Leadership

The conference is organized every year by committed undergraduates from the University of Notre Dame. The planning process is led by up to three conference leadership fellows, selected through an application process open exclusively to peace studies undergraduates.

Conference fellows come from a variety of different academic programs. Over the course of eight months, they work closely with Kroc Institute staff on all aspects of the conference, from concept to event logistics. You can read more about this year’s leadership team below!


Aria Bossone, ’25

American Studies
Peace Studies
Gender Studies

Connect with Aria on LinkedIn

Aria Bossone is a senior from Scottsdale, Arizona, who is majoring in American studies with a supplementary major in peace studies and a minor in gender studies. 

Aria’s interests at Notre Dame have largely focused on the intersections of race, gender, American culture, and structural violence. Her work has appeared twice in Through Gendered Lenses, Notre Dame’s annual gender studies journal, one article detailing the experiences of women of color as part of the War on Drugs and the other discussing how spaces of hegemonic masculinity have served as breeding grounds for white nationalist ideology in the United States. Classes such as “Critical Refugee Studies” and “Europe Confronts the Refugees Challenge” have further expanded her research interests to include issues impacting migrant and refugee populations.

Aria has also prioritized experiential learning during her undergraduate career. She spent a summer in Barcelona, Spain, volunteering at a residential shelter for recently-arrived North African and West African refugees, and another summer in Orange, California, working at a shelter for unhoused pregnant women who experienced addiction, neglect, sex trafficking, and domestic abuse. She also studied abroad in Santiago, Chile, spending a semester exploring topics such as the Chilean’s government’s efforts to address systemic poverty and the country’s deep culture of protest and national pride.
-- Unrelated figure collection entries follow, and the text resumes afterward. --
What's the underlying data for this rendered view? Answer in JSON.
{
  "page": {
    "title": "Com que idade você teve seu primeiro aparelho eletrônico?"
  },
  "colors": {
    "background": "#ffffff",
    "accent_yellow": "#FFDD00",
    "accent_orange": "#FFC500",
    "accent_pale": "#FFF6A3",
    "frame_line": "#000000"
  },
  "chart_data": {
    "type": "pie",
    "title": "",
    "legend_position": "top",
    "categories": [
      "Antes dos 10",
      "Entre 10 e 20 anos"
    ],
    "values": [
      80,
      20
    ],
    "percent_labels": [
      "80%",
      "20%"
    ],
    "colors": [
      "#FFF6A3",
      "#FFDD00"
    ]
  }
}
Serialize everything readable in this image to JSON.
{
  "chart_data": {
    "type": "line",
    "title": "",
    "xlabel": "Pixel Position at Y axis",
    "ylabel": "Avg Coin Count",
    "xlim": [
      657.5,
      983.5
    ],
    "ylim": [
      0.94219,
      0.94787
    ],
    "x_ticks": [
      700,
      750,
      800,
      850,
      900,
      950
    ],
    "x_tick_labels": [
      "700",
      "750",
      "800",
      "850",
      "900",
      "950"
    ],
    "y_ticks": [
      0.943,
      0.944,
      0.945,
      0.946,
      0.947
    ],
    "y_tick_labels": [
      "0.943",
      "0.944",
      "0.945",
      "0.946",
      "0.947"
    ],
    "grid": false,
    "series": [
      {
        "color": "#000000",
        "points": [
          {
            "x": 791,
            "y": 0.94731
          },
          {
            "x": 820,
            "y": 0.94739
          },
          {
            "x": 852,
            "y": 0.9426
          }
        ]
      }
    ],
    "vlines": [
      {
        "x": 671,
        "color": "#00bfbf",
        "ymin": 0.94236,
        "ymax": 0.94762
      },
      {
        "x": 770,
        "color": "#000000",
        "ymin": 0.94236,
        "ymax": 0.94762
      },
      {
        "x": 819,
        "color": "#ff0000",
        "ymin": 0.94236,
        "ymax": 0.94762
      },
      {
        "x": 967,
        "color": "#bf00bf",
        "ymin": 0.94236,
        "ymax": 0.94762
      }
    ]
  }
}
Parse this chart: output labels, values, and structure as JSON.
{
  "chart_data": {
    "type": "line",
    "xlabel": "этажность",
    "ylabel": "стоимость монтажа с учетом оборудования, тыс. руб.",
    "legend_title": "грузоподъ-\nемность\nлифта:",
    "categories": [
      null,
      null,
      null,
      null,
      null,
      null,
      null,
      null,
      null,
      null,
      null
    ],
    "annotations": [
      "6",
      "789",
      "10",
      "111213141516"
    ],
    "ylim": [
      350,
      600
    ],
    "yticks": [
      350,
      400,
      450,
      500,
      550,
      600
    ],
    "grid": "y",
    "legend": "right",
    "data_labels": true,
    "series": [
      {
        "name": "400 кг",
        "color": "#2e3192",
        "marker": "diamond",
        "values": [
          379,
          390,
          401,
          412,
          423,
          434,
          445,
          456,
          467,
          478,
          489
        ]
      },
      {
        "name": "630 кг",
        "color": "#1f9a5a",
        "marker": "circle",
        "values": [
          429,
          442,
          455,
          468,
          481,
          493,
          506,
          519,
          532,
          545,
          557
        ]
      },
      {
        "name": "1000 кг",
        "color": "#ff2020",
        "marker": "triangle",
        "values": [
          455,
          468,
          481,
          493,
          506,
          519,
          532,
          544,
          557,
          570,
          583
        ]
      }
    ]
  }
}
Aria is currently working on capstone projects in both of her majors. Her American studies research focuses on the pervasive rhetoric and stigmas in both law and media that targeted Haitian migrants during the HIV/AIDS epidemic. Her peace studies research is an attempt to conceptualize a new framework for analyzing power structures in Palestine/Israel. Using Foucault’s biopower, Haraway’s biotechnopower, and Mbembe’s necropolitics theories as foundational literature, this framework of “necrotechnopower” will explain how Israel’s technological advancements have created a state that dictates how Palestinians live and die.

After graduation, Aria hopes to complete a Fulbright English Teaching Assistantship in Spain and then further her peace studies education at Trinity College Dublin with a continued focus on the intersections of gender, structural violence, and immigration.


Evie Garces-Foley, ’25

Anthropology
Peace Studies
Spanish

Connect with Evie on LinkedIn

Evie Garces-Foley is a senior from Annandale, Virginia, studying anthropology, peace studies, and Spanish. 

As a Notre Dame undergraduate, Evie’s research interests have focused on the relationships between international NGOs and local communities, looking particularly at trust-building between international conservation organizations and Indigenous populations. These interests are driven by the importance of considering power dynamics and fighting neocolonial frameworks in peacebuilding and conservation efforts. 

The daughter of two educators, Evie also has a passion for teaching and sees significant value in making the theories and strategies of peacebuilding accessible to wider audiences outside of the field of peace studies. On campus, she works as a research assistant for Dr. Susan Blum in the Department of Anthropology, collaborating in the School Stories lab and exploring students’ school experiences through storytelling methodologies. She also has a position as God and the Good Life (GGL) Fellow, serving as a dialogue leader for a section of the course and incorporating themes of peace and conflict into philosophical dialogues with first year students.

Evie most recently conducted an independent research project in Peru that developed from her work assisting Dr. Daniel C. Miller with his research on long-term conservation funding success. The project, funded by a Kellogg-Kroc Undergraduate Research Grant, investigated the conditions that foster and hinder trust building between Awajún Indigenous communities and Conservation International. She hopes to use this research toward a peace studies capstone that explores how peacebuilding strategies can foster a more trusting relationship between the diverse stakeholders that care for, and rely on, nature.

After graduation, Evie plans to teach English abroad and then pursue a degree in sustainable peacebuilding, with the goal of working towards a career in environmental peacebuilding with conservation organizations.